I knew every foot of this farm. I had traversed it scores of times in every direction, following the plow, the harrow, or the seeder. With a great lumber wagon at my side I had husked corn from every acre of it, and now I was leaving it with no intention of returning. My action, like that of my father, was final. As I looked back up the lane at the tall Lombardy poplar trees bent like sabres in the warm western wind, the landscape I was leaving seemed suddenly very beautiful, and the old home very peaceful and very desirable. Nevertheless I went on.
Try as I may, I cannot bring back out of the darkness of that night any memory of how I spent the time. I must have called upon some of my cla.s.smates, but I cannot lay hold upon a single word or look or phrase from any of them. Deeply as I felt my distinction in thus riding forth into the world, all the tender incidents of farewell are lost to me.
Perhaps my boyish self-absorption prevented me from recording outside impressions, for the idea of travelling, of crossing the State line, profoundly engaged me. Up to this time, notwithstanding all my dreams of conquest in far countries, I had never ridden in a railway coach!
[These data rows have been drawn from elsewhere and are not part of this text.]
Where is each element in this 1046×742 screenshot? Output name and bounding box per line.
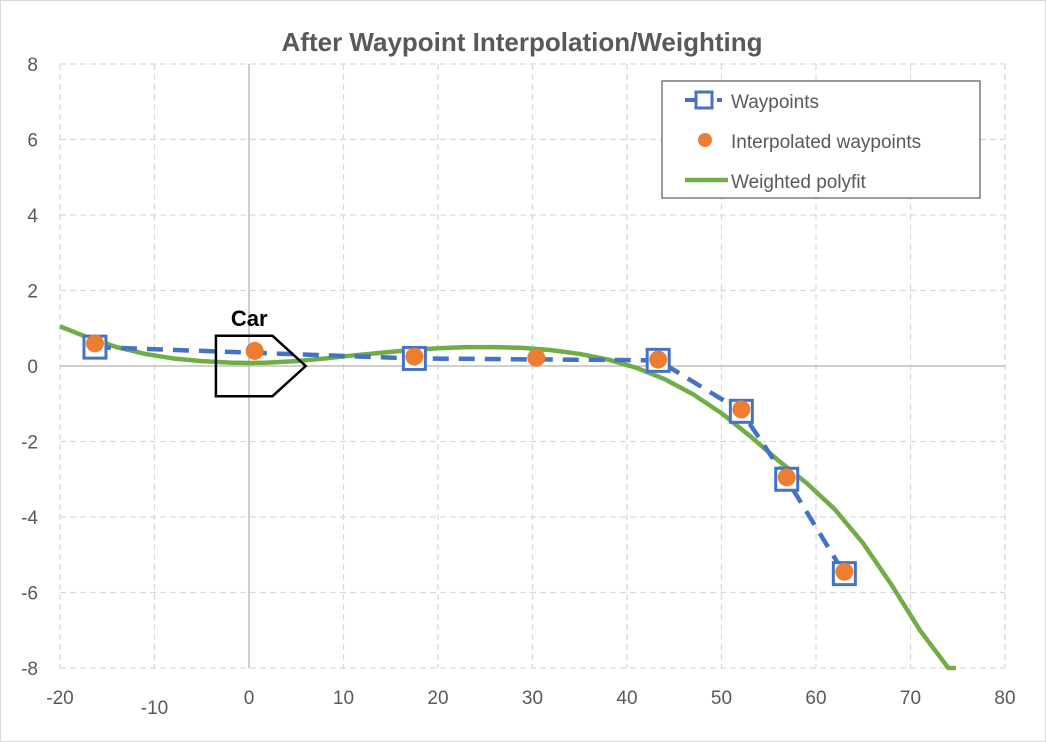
- x-tick-label: 80: [994, 688, 1015, 709]
- y-tick-labels: 8 6 4 2 0 -2 -4 -6 -8: [21, 55, 38, 680]
- legend: Waypoints Interpolated waypoints Weighted …: [661, 80, 981, 199]
- legend-label: Weighted polyfit: [731, 172, 867, 193]
- legend-waypoints-marker: [694, 90, 714, 110]
- y-tick-label: 0: [27, 357, 38, 378]
- y-tick-label: -4: [21, 508, 38, 529]
- x-tick-label: 30: [522, 688, 543, 709]
- y-tick-label: 2: [27, 282, 38, 303]
- x-tick-label: 0: [244, 688, 255, 709]
- car-shape: [214, 334, 308, 398]
- x-tick-labels: -20 -10 0 10 20 30 40 50 60 70 80: [46, 688, 1015, 719]
- interpolated-waypoint-marker: [85, 334, 104, 353]
- x-tick-label: 10: [333, 688, 354, 709]
- legend-interpolated-marker: [698, 133, 712, 147]
- y-tick-label: 8: [27, 55, 38, 76]
- interpolated-waypoint-marker: [835, 562, 854, 581]
- car-annotation: Car: [214, 306, 308, 398]
- chart-title: After Waypoint Interpolation/Weighting: [282, 27, 763, 57]
- axes: [60, 64, 1005, 668]
- interpolated-waypoint-marker: [405, 347, 424, 366]
- x-tick-label: -10: [141, 698, 168, 719]
- y-tick-label: 6: [27, 131, 38, 152]
- interpolated-waypoint-marker: [777, 468, 796, 487]
- x-tick-label: 40: [616, 688, 637, 709]
- y-tick-label: -6: [21, 584, 38, 605]
- x-tick-label: 20: [427, 688, 448, 709]
- interpolated-waypoint-marker: [527, 348, 546, 367]
- interpolated-waypoint-marker: [245, 341, 264, 360]
- interpolated-waypoint-marker: [732, 400, 751, 419]
- legend-label: Waypoints: [731, 92, 819, 113]
- x-tick-label: -20: [46, 688, 73, 709]
- y-tick-label: 4: [27, 206, 38, 227]
- car-label: Car: [231, 306, 268, 331]
- x-tick-label: 50: [711, 688, 732, 709]
- y-tick-label: -8: [21, 659, 38, 680]
- y-tick-label: -2: [21, 433, 38, 454]
- legend-label: Interpolated waypoints: [731, 132, 921, 153]
- interpolated-waypoint-marker: [649, 350, 668, 369]
- x-tick-label: 60: [805, 688, 826, 709]
- series-waypoints-line: [94, 344, 847, 575]
- x-tick-label: 70: [900, 688, 921, 709]
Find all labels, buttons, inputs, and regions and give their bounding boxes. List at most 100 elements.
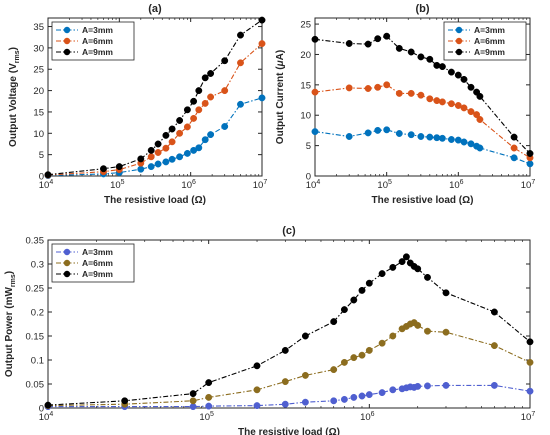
legend-label: A=6mm [474,36,505,46]
data-point [207,70,215,77]
data-point [221,57,229,65]
data-point [358,392,366,400]
data-point [195,106,203,114]
data-point [374,126,382,134]
data-point [301,332,309,340]
data-point [176,129,184,137]
data-point [237,100,244,108]
data-point [115,163,123,171]
data-point [378,389,386,397]
data-point [442,381,450,389]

Can you wonder therefore that I trembled with joyous excitement as I paced the platform next morning waiting for the chariot of my romance? The fact that it was a decayed little coach at the end of a "mixed accommodation train" on a stub road did not matter. I was ecstatic.
However, I was well dressed, and my inexperience appeared only in a certain tense watchfulness. I closely observed what went on around me and was careful to do nothing which could be misconstrued as ignorance.
Thrilling with excitement, feeling the mighty significance of my departure, I entered quietly and took my seat, while the train roared on through Mitch.e.l.l and St. Ansgar, the little towns in which I had played my part as an actor,--on into distant climes and marvellous cities. My emotion was all very boyish, but very natural as I look back upon it.
The town in which I spent my first night abroad should have been called Thebes or Athens or Palmyra; but it was not. On the contrary, it was named Ramsey, after an old pioneer, and no one but a youth of fervid imagination at the close of his first day of adventure in the world would have found it worth a second glance. To me it was both beautiful and inspiring, for the reason that it was new territory and because it was the home of Alice, my most brilliant school mate, and while I had in mind some notion of a conference with the county superintendent of schools, my real reason for stopping off was a desire to see this girl whom I greatly admired.
I smile as I recall the feeling of pride with which I stepped into the 'bus and started for the Grand Central Hotel. And yet, after all, values are relative. That boy had something which I have lost. I would give much of my present knowledge of the world for the keen savor of life which filled my nostrils at that time.